Terra pode atingir superaquecimento nunca visto nos últimos 55 milhões de anos

Por Natalie Rosa | 16 de Setembro de 2020 às 13h16
Reprodução: mariananbu/Pixabay

A situação atual e futura do nosso planeta não é promissora, e isso já não é novidade. Agora, de acordo com um estudo recente publicado na revista Science, o problema parece ser ainda pior do que imaginamos devido ao superaquecimento do planeta provocado pela ação humana.

Para chegar a esta conclusão, pesquisadores fizeram a análise de elementos químicos de milhares de amostras de material de milhões de anos atrás, construindo o registro climático mais detalhado da Terra até então. Em um mesmo registro, os cientistas compilaram décadas de missões de perfuração no fundo do oceano, trazendo detalhes das oscilações de toda a era Cenozoica, que teve início após a extinção dos dinossauros. Desde aquela época até hoje, o planeta passou por quatro estados climáticos, entre muito frio e muito quente, com o pico, atualmente, apontando para um nível tão alto como foi naquela era.

Reprodução: PIRO4D/Pixabay

A partir dos dados coletados, os pesquisadores fizeram a captura da variabilidade natural do clima, mostrando que, basicamente, o aquecimento causado pela ação humana deve ser ainda maior que as consequências da tragédia que acabou com os dinossauros. Os pesquisadores consideraram ainda os impactos astronômicos no clima do planeta, com a Terra mudando a sua órbita lentamente e se inclinando em direção ao Sol, o que impacta consideravelmente em como a luz solar atinge o planeta em diferentes partes e momentos.

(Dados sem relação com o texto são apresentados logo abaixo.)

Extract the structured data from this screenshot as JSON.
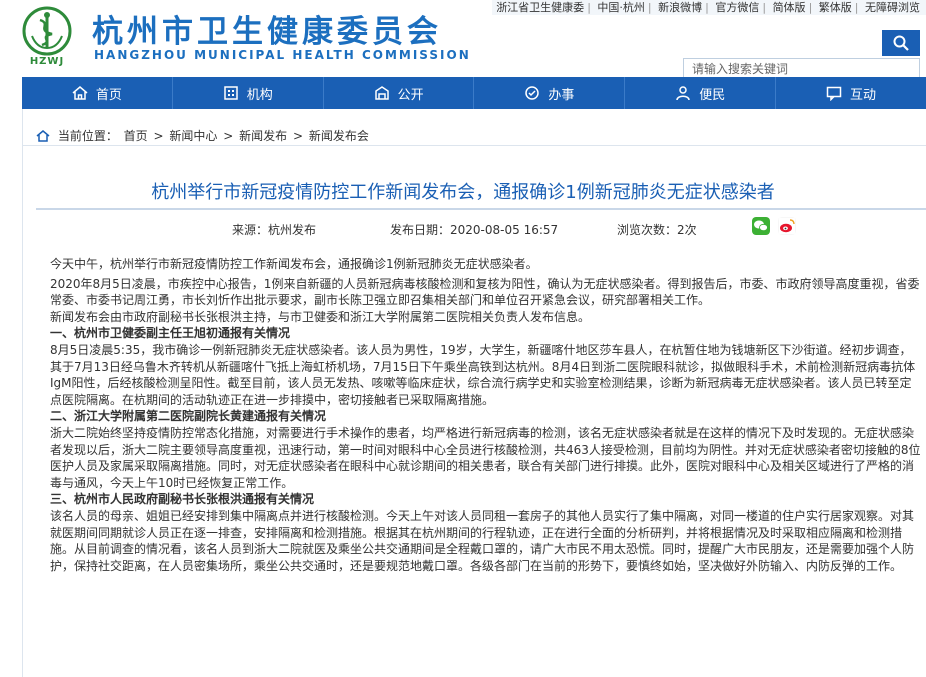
{
  "header": {
    "site_title": "杭州市卫生健康委员会",
    "site_subtitle": "HANGZHOU MUNICIPAL HEALTH COMMISSION",
    "logo_text": "HZWJ",
    "top_links": [
      "浙江省卫生健康委",
      "中国·杭州",
      "新浪微博",
      "官方微信",
      "简体版",
      "繁体版",
      "无障碍浏览"
    ],
    "search_placeholder": "请输入搜索关键词"
  },
  "nav": {
    "items": [
      {
        "label": "首页",
        "icon": "home-icon"
      },
      {
        "label": "机构",
        "icon": "building-icon"
      },
      {
        "label": "公开",
        "icon": "open-icon"
      },
      {
        "label": "办事",
        "icon": "service-icon"
      },
      {
        "label": "便民",
        "icon": "people-icon"
      },
      {
        "label": "互动",
        "icon": "interact-icon"
      }
    ]
  },
  "breadcrumb": {
    "prefix": "当前位置：",
    "items": [
      "首页",
      "新闻中心",
      "新闻发布",
      "新闻发布会"
    ],
    "separator": ">"
  },
  "article": {
    "title": "杭州举行市新冠疫情防控工作新闻发布会，通报确诊1例新冠肺炎无症状感染者",
    "source_label": "来源：",
    "source": "杭州发布",
    "date_label": "发布日期：",
    "date": "2020-08-05 16:57",
    "views_label": "浏览次数：",
    "views": "2次",
    "paragraphs": [
      {
        "type": "lead",
        "text": "今天中午，杭州举行市新冠疫情防控工作新闻发布会，通报确诊1例新冠肺炎无症状感染者。"
      },
      {
        "type": "p",
        "text": "2020年8月5日凌晨，市疾控中心报告，1例来自新疆的人员新冠病毒核酸检测和复核为阳性，确认为无症状感染者。得到报告后，市委、市政府领导高度重视，省委常委、市委书记周江勇，市长刘忻作出批示要求，副市长陈卫强立即召集相关部门和单位召开紧急会议，研究部署相关工作。"
      },
      {
        "type": "p",
        "text": "新闻发布会由市政府副秘书长张根洪主持，与市卫健委和浙江大学附属第二医院相关负责人发布信息。"
      },
      {
        "type": "h",
        "text": "一、杭州市卫健委副主任王旭初通报有关情况"
      },
      {
        "type": "p",
        "text": "8月5日凌晨5:35，我市确诊一例新冠肺炎无症状感染者。该人员为男性，19岁，大学生，新疆喀什地区莎车县人，在杭暂住地为钱塘新区下沙街道。经初步调查，其于7月13日经乌鲁木齐转机从新疆喀什飞抵上海虹桥机场，7月15日下午乘坐高铁到达杭州。8月4日到浙二医院眼科就诊，拟做眼科手术，术前检测新冠病毒抗体IgM阳性，后经核酸检测呈阳性。截至目前，该人员无发热、咳嗽等临床症状，综合流行病学史和实验室检测结果，诊断为新冠病毒无症状感染者。该人员已转至定点医院隔离。在杭期间的活动轨迹正在进一步排摸中，密切接触者已采取隔离措施。"
      },
      {
        "type": "h",
        "text": "二、浙江大学附属第二医院副院长黄建通报有关情况"
      },
      {
        "type": "p",
        "text": "浙大二院始终坚持疫情防控常态化措施，对需要进行手术操作的患者，均严格进行新冠病毒的检测，该名无症状感染者就是在这样的情况下及时发现的。无症状感染者发现以后，浙大二院主要领导高度重视，迅速行动，第一时间对眼科中心全员进行核酸检测，共463人接受检测，目前均为阴性。并对无症状感染者密切接触的8位医护人员及家属采取隔离措施。同时，对无症状感染者在眼科中心就诊期间的相关患者，联合有关部门进行排摸。此外，医院对眼科中心及相关区域进行了严格的消毒与通风，今天上午10时已经恢复正常工作。"
      },
      {
        "type": "h",
        "text": "三、杭州市人民政府副秘书长张根洪通报有关情况"
      },
      {
        "type": "p",
        "text": "该名人员的母亲、姐姐已经安排到集中隔离点并进行核酸检测。今天上午对该人员同租一套房子的其他人员实行了集中隔离，对同一楼道的住户实行居家观察。对其就医期间同期就诊人员正在逐一排查，安排隔离和检测措施。根据其在杭州期间的行程轨迹，正在进行全面的分析研判，并将根据情况及时采取相应隔离和检测措施。从目前调查的情况看，该名人员到浙大二院就医及乘坐公共交通期间是全程戴口罩的，请广大市民不用太恐慌。同时，提醒广大市民朋友，还是需要加强个人防护，保持社交距离，在人员密集场所，乘坐公共交通时，还是要规范地戴口罩。各级各部门在当前的形势下，要慎终如始，坚决做好外防输入、内防反弹的工作。"
      }
    ]
  },
  "colors": {
    "brand_blue": "#1a5fb4",
    "title_blue": "#1c6fbf",
    "logo_green": "#2e8b3a",
    "wechat_green": "#3cb034",
    "weibo_orange": "#f0a020"
  }
}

Há 66 milhões de anos, um asteroide atingiu o planeta com força equivalente à explosão de cerca de um bilhão de bombas nucleares, deixando uma vasta nuvem de cinzas, poeira e pedra vaporizada no céu, o que provocou uma chuva lenta na sequência.

Então, com animais e plantas sumindo da Terra, pequenas amebas submarinas continuaram a se reproduzir, criando conchas resistentes de cálcio e outros minerais do oceano profundo, seguindo assim por centenas de milhões de anos. Quando elas morreram, foram pulverizadas em sedimentos do fundo do mar, deixando registros de história antiga da Terra em forma fóssil, sendo assim possível fazer essas medições com precisão.

Segundo James Zachos, professor de ciências da Terra e planetárias da Universidade da Califórnia em Santa Cruz, as projeções para o ano de 2300 são de elevações da temperatura global em uma escala que não é vista há 50 milhões de anos — e isso não vai levar milhões de anos para a próxima catástrofe, mas sim apenas algumas centenas.